With notes on a page and performances seen around the world, Buddy Holly brought fame to the Hub City. Now, 63 years after the day music died, murals, street signs, and statues ensure Buddy’s influence will “not fade away.”
“To keep his memory alive,” Forbush said. “To keep people talking about him. So all the stuff that he had doesn’t get lost to time.”
His impact was felt by more than just his hometown of Lubbock. Some of the greatest bands of all time modeled parts of their own sound around Buddy’s one-of-a-kind style.
“He really was a musical pioneer,” Forbush said. “He was always looking for that next thing. He was so influential to other musicians. The Beatles, The Rolling Stones, big names that everyone knows.”

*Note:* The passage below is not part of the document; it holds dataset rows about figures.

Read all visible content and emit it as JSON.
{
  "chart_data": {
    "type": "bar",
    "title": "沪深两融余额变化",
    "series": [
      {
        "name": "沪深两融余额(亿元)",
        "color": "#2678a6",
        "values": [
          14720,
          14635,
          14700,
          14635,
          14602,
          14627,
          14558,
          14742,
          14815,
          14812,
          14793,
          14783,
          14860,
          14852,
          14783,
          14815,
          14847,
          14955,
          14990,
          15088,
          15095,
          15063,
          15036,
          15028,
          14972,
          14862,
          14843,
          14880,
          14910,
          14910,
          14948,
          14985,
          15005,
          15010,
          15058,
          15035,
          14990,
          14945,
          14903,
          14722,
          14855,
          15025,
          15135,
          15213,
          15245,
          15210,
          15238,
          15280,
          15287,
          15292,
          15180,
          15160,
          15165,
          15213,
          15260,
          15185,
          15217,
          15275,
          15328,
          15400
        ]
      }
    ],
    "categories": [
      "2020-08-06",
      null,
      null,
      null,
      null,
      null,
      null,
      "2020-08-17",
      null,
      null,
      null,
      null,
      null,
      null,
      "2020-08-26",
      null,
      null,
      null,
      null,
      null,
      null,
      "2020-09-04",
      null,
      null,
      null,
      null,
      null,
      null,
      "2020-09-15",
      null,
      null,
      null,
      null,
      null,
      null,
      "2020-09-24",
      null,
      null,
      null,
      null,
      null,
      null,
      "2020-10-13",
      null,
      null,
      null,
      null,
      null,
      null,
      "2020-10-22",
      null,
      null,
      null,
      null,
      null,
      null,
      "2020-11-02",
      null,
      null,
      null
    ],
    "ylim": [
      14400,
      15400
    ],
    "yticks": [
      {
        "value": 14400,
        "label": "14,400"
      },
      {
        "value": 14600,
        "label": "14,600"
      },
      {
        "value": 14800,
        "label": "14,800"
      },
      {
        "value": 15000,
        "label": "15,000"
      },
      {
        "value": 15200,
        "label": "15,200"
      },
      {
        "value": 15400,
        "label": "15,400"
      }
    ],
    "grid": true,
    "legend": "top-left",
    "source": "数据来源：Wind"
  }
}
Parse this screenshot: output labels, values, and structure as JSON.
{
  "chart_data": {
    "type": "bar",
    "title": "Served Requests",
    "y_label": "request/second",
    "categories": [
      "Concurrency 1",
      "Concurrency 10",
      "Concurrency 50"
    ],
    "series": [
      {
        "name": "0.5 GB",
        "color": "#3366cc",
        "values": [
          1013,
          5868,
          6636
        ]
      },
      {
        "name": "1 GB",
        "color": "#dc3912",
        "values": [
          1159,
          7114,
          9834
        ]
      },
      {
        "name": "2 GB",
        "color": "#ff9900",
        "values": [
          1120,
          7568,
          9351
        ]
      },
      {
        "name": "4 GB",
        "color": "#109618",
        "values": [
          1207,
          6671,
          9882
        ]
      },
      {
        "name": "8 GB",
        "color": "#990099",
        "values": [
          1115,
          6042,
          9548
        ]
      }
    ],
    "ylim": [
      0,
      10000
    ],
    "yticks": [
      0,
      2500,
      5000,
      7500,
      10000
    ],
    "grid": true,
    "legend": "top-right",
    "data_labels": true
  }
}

Decades after that fateful February flight, musicians are still influenced by Buddy’s music. One of them being his nephew, Eddy Weir, who performed at the Buddy Holly Center’s Birthday Bash.
“We’re so proud of Buddy,” Weir said. “What he did for music worldwide, and it took a long time for us to realize how famous he was going to be.”
Weir says it was another world-famous band that opened his eyes to how great of a musician his uncle was.
“I was kind of a Beatles fan,” Weir said. “Then I found out The Beatles were a Buddy Holly fan. That kind of made me realize how important he really was.”
Buddy Holly’s death in a plane crash in 1959 changed the music industry forever. He was only 22 years old. 20 years later he was the first inductee for the inaugural West Texas Walk of Fame. His statue stands in front of the monument on 19th street and Crickets Avenue — another testament to his band and the legacy he leaves behind.